Book Review - Vatican Encounter: Conversations with Archbishop Marcel Lefebvre By Jose Hanu
Angelus Press is setting back in print a book which is over 30 years old. It is a long interview between the Archbishop and a Dutch journalist, a concerned Catholic voicing the worries of many about the crisis in the Church. Much of the talk deals with the year 1976, the “hot summer” for the seminary of Ecône and for its founder, during the titanic tug of war with Pope Paul VI, which culminated in the meeting of the two protagonists by the end of the year. The interview was thus conducted only weeks after these events, right hot off the plate!
The table of contents suggests the main themes of the interview, from “We are not rebels” and the family background to the Sermon of Lille (July 1976), from demythologizing Vatican II and its fruits, to conclude with the events which led to the illegal condemnation and the meeting with the Pope.
The work is embedded with crunchy life details which are virtually unknown. It describes the family background of the textile industrialist from Northern France, and a saintly woman seen with her son’s eyes; the veneration of the Senegalese people for their bishop and his anti-liberal interdict of the Island of Fadiouth. Besides the heated Sermon of Lille which acted as a detonator throughout the Christian world, we read the courageous attacks made by the Archbishop at the conciliar texts, as well as his letter dated 1966, one year after the Council. After a long list of the woes of the conciliar fruits, we get a breath of fresh air with the story of Ecône, its purchase and its chauffeurs, before we bury ourselves again in the dreary events of the apostolic visitors, the accusation and sanctions against Ecône which led to stunning revelations during the Pope’s meeting.

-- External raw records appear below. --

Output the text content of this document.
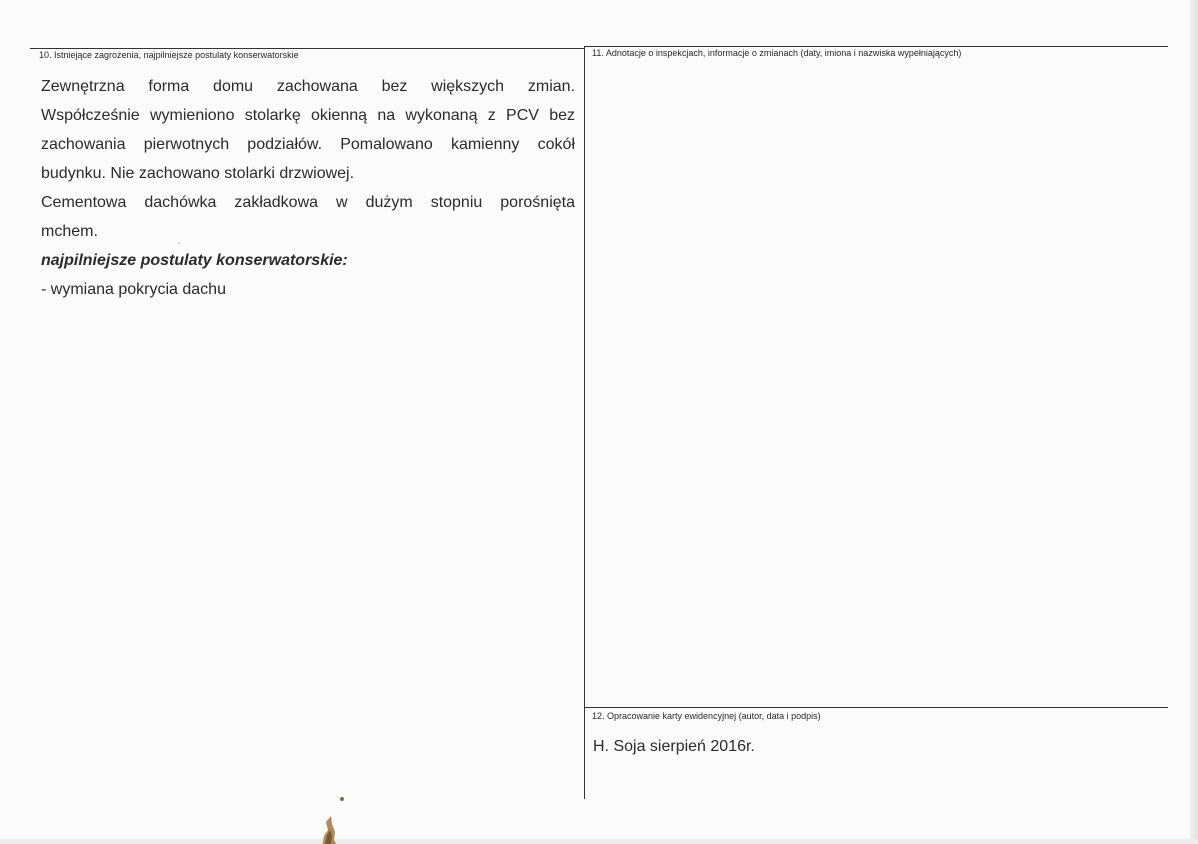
10. Istniejące zagrożenia, najpilniejsze postulaty konserwatorskie

Zewnętrzna forma domu zachowana bez większych zmian.

Współcześnie wymieniono stolarkę okienną na wykonaną z PCV bez

zachowania pierwotnych podziałów. Pomalowano kamienny cokół

budynku. Nie zachowano stolarki drzwiowej.

Cementowa dachówka zakładkowa w dużym stopniu porośnięta

mchem.

najpilniejsze postulaty konserwatorskie:

- wymiana pokrycia dachu

11. Adnotacje o inspekcjach, informacje o zmianach (daty, imiona i nazwiska wypełniających)
12. Opracowanie karty ewidencyjnej (autor, data i podpis)
H. Soja sierpień 2016r.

Yet beyond the wonderful details of the book are underlined the vital principles which animated the founder of the Society of St. Pius X, those same principles which all its members hold as definitive and non-negotiable. This work reveals a striking characteristic of the man, a mind and heart deeply at peace in the thick of the Roman pressure. The interview’s last words truly give the tone of the entire book: “I am not worried. God is almighty; what appears insurmountable to us is only a little thing in his eyes. If my work is God’s work, God will preserve it and make it serve the Church for the salvation of souls.”